Beaucoup de flux se sont dirigés vers les sociétés de croissance par le biais des stratégies de faible volatilité ((low volatility, minimum volatility, minimum variance...). Ces thématiques ont conduit les titres de ces sociétés à être sur joués.

Pensez-vous qu’un phénomène de bulle s’est créé sur les valeurs de croissance ?

Je le pense en effet. Certaines valeurs, comme L’Oréal ou Inditex, sont présentement valorisées près de 30 fois les bénéfices attendus à 12 mois.

Il y a un danger pour la stratégie de gestion growth localisé dans une éventuelle accélération de la remontée des taux d’intérêt par la Fed ?

A certains égards, la Fed est en retard dans le resserrement de sa politique monétaire. La croissance des Etats-Unis est solide. Nous ne sommes pas dans une spirale déflationniste. L’inflation core américaine, hors produits énergétiques et alimentaires, avoisine les 2%. L’effet de base découlant du fort repli du cours du pétrole a vocation à disparaitre. Des pressions salariales se font ressentir. L’apparition de puissantes pressions inflationnistes pourrait pousser la Fed à accélérer le rythme de hausse de ses taux directeurs et desservir les valeurs de croissance qui ont énormément monté sur l’appui de la baisse des taux.

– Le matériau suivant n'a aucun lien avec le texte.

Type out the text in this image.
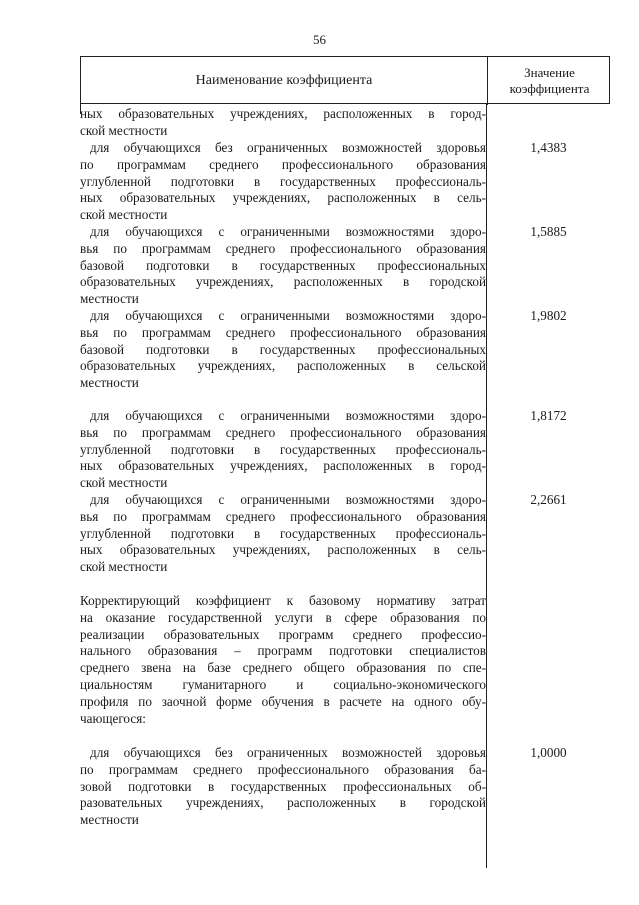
56
Наименование коэффициента
Значение
коэффициента
ных образовательных учреждениях, расположенных в город-
ской местности
для обучающихся без ограниченных возможностей здоровья
по программам среднего профессионального образования
углубленной подготовки в государственных профессиональ-
ных образовательных учреждениях, расположенных в сель-
ской местности
1,4383
для обучающихся с ограниченными возможностями здоро-
вья по программам среднего профессионального образования
базовой подготовки в государственных профессиональных
образовательных учреждениях, расположенных в городской
местности
1,5885
для обучающихся с ограниченными возможностями здоро-
вья по программам среднего профессионального образования
базовой подготовки в государственных профессиональных
образовательных учреждениях, расположенных в сельской
местности
1,9802
для обучающихся с ограниченными возможностями здоро-
вья по программам среднего профессионального образования
углубленной подготовки в государственных профессиональ-
ных образовательных учреждениях, расположенных в город-
ской местности
1,8172
для обучающихся с ограниченными возможностями здоро-
вья по программам среднего профессионального образования
углубленной подготовки в государственных профессиональ-
ных образовательных учреждениях, расположенных в сель-
ской местности
2,2661
Корректирующий коэффициент к базовому нормативу затрат
на оказание государственной услуги в сфере образования по
реализации образовательных программ среднего профессио-
нального образования – программ подготовки специалистов
среднего звена на базе среднего общего образования по спе-
циальностям гуманитарного и социально-экономического
профиля по заочной форме обучения в расчете на одного обу-
чающегося:
для обучающихся без ограниченных возможностей здоровья
по программам среднего профессионального образования ба-
зовой подготовки в государственных профессиональных об-
разовательных учреждениях, расположенных в городской
местности
1,0000
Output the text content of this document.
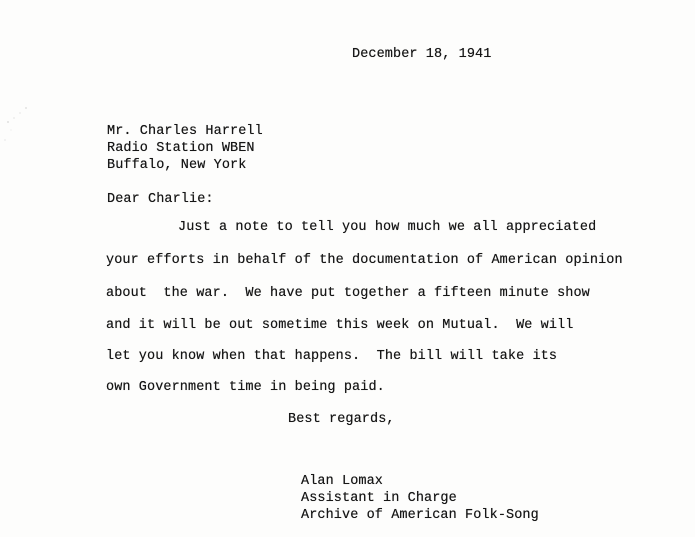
December 18, 1941
Mr. Charles Harrell
Radio Station WBEN
Buffalo, New York
Dear Charlie:
Just a note to tell you how much we all appreciated
your efforts in behalf of the documentation of American opinion
about  the war.  We have put together a fifteen minute show
and it will be out sometime this week on Mutual.  We will
let you know when that happens.  The bill will take its
own Government time in being paid.
Best regards,
Alan Lomax
Assistant in Charge
Archive of American Folk-Song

L’investissement massif dans les ETF smart beta, à l’origine d’une partie conséquente de l’exagération des valorisations des valeurs de croissance, pourrait alors devenir facteur accélérateur des perturbations sur ces mêmes valeurs.

Est-il plus judicieux d’attendre des signes visibles de la rotation ou se positionner en amont ?

Un positionnement en amont me parait tout à fait envisageable, la stratégie de croissance étant actuellement très suivie par la majeure partie des acteurs du marché et le mouvement de sous performance de la stratégie value étant très importante. La rotation peut, qui plus est, s’avérer violente et rapide.

Comment vous efforcez-vous de contourner le piège des « value traps » ?

Nous combinons le critère d’un rendement élevé avec celui de la soutenabilité de ce rendement et celui de son potentiel accroissement futur.

Un de vos grands paris pour 2016 concerne le secteur bancaire ?

Les valorisations des titres bancaires en Europe nous semblent attractives. Les sociétés qui ont su réparer leur bilan ces cinq dernières années sont portées par un redémarrage de la distribution du crédit. Elles présentent également l’avantage de vouloir augmenter la participation des actionnaires aux résultats bénéficiaires par un rehaussement des dividendes.
Nous sommes notamment exposés sur un horizon de 12 à 24 mois sur BNP, Intesa, ING qui offrent un rendement supérieur à 4% et couvert par les résultats délivrés.

Où se situent vos principales sous pondérations ?

Nos sous pondérations sont essentiellement notables dans les secteurs qui ont enregistré une vive expansion de leur multiple, comme les producteurs alimentaires (Nestlé, Unilever), les producteurs de tabac et de boissons (Pernod Ricard), les firmes pharmaceutiques.

Quels principaux facteurs sont à surveiller étroitement pour corroborer l’hypothèse d’un retour en force de la gestion value ?

Dans quelle mesure la croissance européenne va se confirmer. Il faudra faire attention également aux éventuels impacts du ralentissement de la sphère émergente dans les bénéfices des sociétés européennes.